SOIL Board
Sasha Kramer (Executive Director & Co-founder) Sasha has been living and working in Haiti since 2004. She first came to Haiti as a human rights advocate, and in 2006 co-founded SOIL with Sarah Brownell. During that year she also received her Ph.D. in Ecology from Stanford University and completed a postdoctoral research position coordinating an ecological sanitation project in Haiti. Sasha has continued her ties with academia as an Adjunct Professor of International Studies and a Visiting Scholar at the University of Miami. Each January she hosts students in Cap-Haitien where she teaches an intersession course called Sustainable Development Challenges in Haiti: from Theory to Practice.

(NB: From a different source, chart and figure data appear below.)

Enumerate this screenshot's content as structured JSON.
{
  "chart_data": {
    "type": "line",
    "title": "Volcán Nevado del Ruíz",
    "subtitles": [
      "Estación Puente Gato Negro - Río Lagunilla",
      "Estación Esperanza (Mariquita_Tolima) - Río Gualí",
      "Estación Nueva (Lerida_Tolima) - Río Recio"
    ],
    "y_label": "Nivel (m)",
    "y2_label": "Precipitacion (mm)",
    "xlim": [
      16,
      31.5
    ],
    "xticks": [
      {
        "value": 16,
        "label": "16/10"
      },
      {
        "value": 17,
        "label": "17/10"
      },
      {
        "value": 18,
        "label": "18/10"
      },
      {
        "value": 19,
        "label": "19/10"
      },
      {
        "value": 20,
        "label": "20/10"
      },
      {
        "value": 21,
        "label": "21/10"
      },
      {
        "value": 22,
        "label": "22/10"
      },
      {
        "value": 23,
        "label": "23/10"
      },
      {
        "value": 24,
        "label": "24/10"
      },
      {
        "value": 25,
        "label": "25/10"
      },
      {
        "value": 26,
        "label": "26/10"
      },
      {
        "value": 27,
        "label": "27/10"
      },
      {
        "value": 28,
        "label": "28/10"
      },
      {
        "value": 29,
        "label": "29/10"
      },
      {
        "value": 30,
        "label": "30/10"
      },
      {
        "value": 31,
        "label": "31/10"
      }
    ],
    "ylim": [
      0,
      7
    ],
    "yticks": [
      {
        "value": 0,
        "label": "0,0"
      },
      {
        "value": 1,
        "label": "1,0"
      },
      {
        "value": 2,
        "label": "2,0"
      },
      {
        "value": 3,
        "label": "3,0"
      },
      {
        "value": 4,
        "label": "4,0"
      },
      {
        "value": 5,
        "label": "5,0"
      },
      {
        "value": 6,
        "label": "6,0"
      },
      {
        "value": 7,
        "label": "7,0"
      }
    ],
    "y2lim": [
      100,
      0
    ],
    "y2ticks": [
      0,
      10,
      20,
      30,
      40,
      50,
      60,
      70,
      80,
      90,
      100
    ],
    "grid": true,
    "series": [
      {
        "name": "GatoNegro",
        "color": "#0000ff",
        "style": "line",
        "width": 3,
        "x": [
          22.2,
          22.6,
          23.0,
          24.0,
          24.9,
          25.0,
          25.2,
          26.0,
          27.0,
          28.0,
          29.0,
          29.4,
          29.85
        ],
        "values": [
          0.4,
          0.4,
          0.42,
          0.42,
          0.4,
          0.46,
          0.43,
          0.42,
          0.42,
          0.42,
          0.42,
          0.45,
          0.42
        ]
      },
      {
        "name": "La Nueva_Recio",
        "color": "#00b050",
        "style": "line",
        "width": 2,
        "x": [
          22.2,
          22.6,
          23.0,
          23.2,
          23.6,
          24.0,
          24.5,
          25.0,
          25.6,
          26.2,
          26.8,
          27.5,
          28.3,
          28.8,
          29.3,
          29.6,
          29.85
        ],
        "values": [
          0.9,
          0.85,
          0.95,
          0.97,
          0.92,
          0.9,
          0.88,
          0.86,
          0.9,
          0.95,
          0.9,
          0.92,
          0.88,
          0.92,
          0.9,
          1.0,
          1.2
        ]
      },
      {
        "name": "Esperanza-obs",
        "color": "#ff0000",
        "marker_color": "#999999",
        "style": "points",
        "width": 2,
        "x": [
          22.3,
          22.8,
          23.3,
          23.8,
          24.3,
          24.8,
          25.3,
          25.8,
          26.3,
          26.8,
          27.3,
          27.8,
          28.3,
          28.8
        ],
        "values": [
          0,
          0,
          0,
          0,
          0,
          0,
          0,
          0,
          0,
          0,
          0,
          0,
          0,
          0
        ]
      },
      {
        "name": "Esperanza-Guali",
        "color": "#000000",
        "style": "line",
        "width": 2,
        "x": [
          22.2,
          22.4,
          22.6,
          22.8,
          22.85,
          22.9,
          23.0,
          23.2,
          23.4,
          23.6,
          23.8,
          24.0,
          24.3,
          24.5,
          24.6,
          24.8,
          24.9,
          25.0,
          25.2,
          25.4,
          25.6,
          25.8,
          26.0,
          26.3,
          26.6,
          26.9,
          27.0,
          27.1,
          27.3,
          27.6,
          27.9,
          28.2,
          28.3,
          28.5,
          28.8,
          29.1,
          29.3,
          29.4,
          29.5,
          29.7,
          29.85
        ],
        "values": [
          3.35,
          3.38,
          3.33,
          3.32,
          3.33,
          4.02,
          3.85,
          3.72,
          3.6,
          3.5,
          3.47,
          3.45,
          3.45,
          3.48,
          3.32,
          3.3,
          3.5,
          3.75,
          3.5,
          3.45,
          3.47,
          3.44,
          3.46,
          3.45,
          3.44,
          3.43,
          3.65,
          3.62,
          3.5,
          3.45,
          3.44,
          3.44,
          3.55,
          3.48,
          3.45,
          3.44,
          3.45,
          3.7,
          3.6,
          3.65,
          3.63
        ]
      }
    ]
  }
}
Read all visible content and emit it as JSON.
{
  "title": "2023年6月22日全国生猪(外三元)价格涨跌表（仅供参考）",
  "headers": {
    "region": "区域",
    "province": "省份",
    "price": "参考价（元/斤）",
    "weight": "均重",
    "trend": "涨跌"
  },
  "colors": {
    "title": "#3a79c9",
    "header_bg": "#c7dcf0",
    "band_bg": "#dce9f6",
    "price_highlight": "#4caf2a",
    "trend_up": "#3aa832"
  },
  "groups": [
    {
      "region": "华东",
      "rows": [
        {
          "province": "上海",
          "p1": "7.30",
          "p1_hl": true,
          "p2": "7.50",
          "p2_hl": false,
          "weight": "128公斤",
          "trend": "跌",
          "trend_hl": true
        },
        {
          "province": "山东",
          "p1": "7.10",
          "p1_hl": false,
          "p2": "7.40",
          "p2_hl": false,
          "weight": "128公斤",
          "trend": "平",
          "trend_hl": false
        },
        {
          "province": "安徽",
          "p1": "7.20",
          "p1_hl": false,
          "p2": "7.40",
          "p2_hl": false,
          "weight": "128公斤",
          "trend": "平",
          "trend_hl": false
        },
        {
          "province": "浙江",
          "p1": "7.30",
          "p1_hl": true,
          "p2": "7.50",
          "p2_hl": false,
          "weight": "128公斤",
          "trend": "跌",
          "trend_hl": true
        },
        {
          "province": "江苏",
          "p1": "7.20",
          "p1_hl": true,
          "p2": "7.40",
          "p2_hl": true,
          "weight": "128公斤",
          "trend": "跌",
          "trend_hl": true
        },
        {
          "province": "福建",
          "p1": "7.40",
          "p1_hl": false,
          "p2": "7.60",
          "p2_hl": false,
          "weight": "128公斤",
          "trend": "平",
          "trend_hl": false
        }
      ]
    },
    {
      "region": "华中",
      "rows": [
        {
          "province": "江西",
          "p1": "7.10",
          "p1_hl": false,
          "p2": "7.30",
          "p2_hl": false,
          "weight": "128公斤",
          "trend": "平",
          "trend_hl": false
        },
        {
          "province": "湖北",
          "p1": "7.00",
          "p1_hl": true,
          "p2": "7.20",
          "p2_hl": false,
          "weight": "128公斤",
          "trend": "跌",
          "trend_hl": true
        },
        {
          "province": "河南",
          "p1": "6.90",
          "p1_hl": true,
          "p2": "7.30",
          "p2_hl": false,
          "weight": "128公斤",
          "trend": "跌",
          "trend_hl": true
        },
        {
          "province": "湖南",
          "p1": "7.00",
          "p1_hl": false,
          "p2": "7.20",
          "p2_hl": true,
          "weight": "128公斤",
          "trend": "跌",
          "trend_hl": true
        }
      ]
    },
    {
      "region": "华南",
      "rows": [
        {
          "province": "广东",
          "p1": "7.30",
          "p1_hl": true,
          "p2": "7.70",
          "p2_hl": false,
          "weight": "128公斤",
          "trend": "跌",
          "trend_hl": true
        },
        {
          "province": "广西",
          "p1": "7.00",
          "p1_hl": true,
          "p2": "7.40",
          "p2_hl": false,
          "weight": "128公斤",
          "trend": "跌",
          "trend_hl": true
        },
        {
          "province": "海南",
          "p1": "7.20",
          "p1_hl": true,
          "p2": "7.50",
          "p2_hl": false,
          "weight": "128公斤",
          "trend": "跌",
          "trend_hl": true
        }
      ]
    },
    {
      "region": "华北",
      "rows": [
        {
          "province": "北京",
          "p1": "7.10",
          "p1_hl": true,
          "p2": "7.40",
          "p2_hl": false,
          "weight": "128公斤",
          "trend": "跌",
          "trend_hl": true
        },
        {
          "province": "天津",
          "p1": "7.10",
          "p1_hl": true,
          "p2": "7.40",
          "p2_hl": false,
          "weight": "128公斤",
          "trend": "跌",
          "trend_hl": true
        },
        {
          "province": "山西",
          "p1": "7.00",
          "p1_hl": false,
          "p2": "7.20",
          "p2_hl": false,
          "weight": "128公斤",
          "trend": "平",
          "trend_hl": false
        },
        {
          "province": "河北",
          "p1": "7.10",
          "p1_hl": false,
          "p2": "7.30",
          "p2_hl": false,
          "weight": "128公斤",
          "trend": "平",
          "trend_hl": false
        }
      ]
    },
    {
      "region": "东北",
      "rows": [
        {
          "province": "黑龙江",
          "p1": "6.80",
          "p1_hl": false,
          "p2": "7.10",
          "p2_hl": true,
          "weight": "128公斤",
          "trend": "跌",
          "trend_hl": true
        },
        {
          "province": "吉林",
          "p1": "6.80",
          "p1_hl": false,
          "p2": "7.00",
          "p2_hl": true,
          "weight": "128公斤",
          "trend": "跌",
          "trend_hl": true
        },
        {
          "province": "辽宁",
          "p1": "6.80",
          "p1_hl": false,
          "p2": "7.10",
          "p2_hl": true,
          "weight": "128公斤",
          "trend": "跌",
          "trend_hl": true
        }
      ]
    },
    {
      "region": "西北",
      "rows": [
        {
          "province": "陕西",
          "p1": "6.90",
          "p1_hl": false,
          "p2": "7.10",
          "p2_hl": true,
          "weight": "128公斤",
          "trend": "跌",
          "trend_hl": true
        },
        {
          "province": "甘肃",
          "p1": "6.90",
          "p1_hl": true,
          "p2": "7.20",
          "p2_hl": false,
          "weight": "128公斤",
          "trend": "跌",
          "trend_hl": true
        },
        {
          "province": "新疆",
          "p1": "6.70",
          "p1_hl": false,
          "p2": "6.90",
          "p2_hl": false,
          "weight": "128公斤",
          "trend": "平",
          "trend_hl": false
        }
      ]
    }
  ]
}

While SOIL has primarily worked in the North, following the January 12 earthquake, Sasha relocated to Port-au-Prince to assist in relief efforts there. After weeks of distributing emergency aid and attending WASH (water, sanitation and hygiene) cluster meetings, SOIL began to set up an office in Port-au-Prince in response to the sanitation crisis. As the Executive Director, Sasha has assembled a small staff in Port-au-Prince and partnered with OXFAM GB to build toilets in small IDP (internally displaced persons) camps.
SOIL has continued its work in Cap-Haitien during this transition, thanks to the help of its Haitian sister organization, SOL. Sasha is also a co-founder of SOL, a Haitian non-profit dedicated to promoting environmental justice and ecologically sound development.
Moira Feeney is a staff attorney at the Center for Justice & Accountability (CJA) in San Francisco, a non-profit international human rights organization that provides legal services to survivors of international human rights abuses to help them hold their persecutors accountable. She has been involved in human rights work related to Haiti since 1998. She has worked under the supervision of Haiti's leading human rights attorneys to prepare criminal and civil litigation against perpetrators of politically motivated rape. Previously, she coordinated election observation delegations to Haiti for the international human rights organization, Global Exchange. She also led and organized educational travel focused on issues of global justice to Haiti, Cuba, Nicaragua, and Chiapas, Mexico. She has a law degree from University of California Hastings College of the Law and a B.A. in international relations from Brown University. While at Hastings, she created a sister-school relationship with the Catholic Law School of Jeremie, Haiti. The program encourages educational exchange to further principles of international human rights law. She is fluent in Haitian Creole, French, and Spanish.
Jenny Benorden (Producer/Director) made her first film about Haiti in 2004, after the coup d’etat of Jean Bertrand Aristide, and the second in 2005, focusing on the UN killings in Cite Soleil, a small neighborhood in Port-au-Prince. In 2007 she finally traveled to Haiti for the first time, to develop a 30-minute film about SOIL, a visionary green organization working with Haitian groups to address multiple layers of human health conditions with simple, easy-to-implement technologies.
Additionally, Jenny has pursued many different outlets in the field of communication: columnist, musician and recording artist, improvisational live theatre, poetry, and spoken word. She has produced a one-woman show made for television, as well as the award-winning 4 Directions television show, where she is bringing her unique perspective about different social justice issues to the airwaves.